Mr. Brûlé said he normally stays uptown in the Four Seasons. “At the Four Seasons, I can get my shirts back in two hours,” he said. “I can’t here. In fact, last time I was here, the shirts didn’t get back at all-they had to get sent to London! I wouldn’t put up with that shit normally, but I did that time.”
Anything else, pal?
“I think the location is fantastic and obviously it’s probably the world’s most anticipated hotel. It took so fucking long for it to open.”
One of Mr. Brûlé’s friends had another grievance: “How could they not have MTV here?”
“I made a request,” Mr. Brûlé said. “They’ve got to get MTV, it’s ridiculous. I mean, like, come on.”
A woman who works in cancer treatment was staying on the fifth floor. She was here on business, doing work in the daytime at St. Vincent’s Hospital and Medical Center.
She told of her impressions of the Mercer in a phone interview while she watched Late Show With David Letterman . “They’ve made a couple of mistakes, so they need to be really careful,” she said, mentioning something about a fax of hers that was somehow sent to a competitor. “But they were really nice about it and they apologized. I think their staff is young, but when you call things to their attention, they’re willing to correct it. They’re friendly, they’re prompt, so I think they’ll get all the glitches ironed out. It’s also pretty unpretentious and I hope that they keep it that way, because that’s the cool thing about SoHo-it’s pretty real.”
She said she comes to New York every few weeks and plans to return to the hotel. “It’s better than staying at a big, impersonal hotel and it’s such a great location, and I like places that seem clean-the linens are washed all the time and it’s not like you feel like you’re sleeping in a bed that 500 other people have slept in.

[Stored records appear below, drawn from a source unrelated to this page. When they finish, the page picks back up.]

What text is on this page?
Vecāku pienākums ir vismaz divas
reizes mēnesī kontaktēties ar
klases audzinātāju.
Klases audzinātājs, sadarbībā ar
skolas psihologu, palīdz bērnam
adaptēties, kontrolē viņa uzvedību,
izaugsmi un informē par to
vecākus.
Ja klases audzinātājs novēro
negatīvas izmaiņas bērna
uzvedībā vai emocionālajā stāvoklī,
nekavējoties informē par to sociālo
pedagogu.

“If I had known that they didn’t have a restaurant and they didn’t have a bar-and tomorrow I need to Fed Ex a bunch of stuff, which could potentially be a problem-I probably wouldn’t have stayed here. I don’t know if I agree with soft openings. People like me really need services. When I wake up in the morning, I start e-mailing Turkey, and I need a cup of coffee and I want it delivered to my room. But it’s been O.K. I’m not sorry I stayed here. But I’m here by accident. If I had known it literally just opened, I would have stayed at the SoHo Grand and tried it out on my next visit.
“But it’s good. The bathrooms are great. The fact that they give you big things of shampoo is good. They’ve got to get their liquor license. But by then, it’s going to be a big fashion hotel, and then I’m never going to be able to get in here.”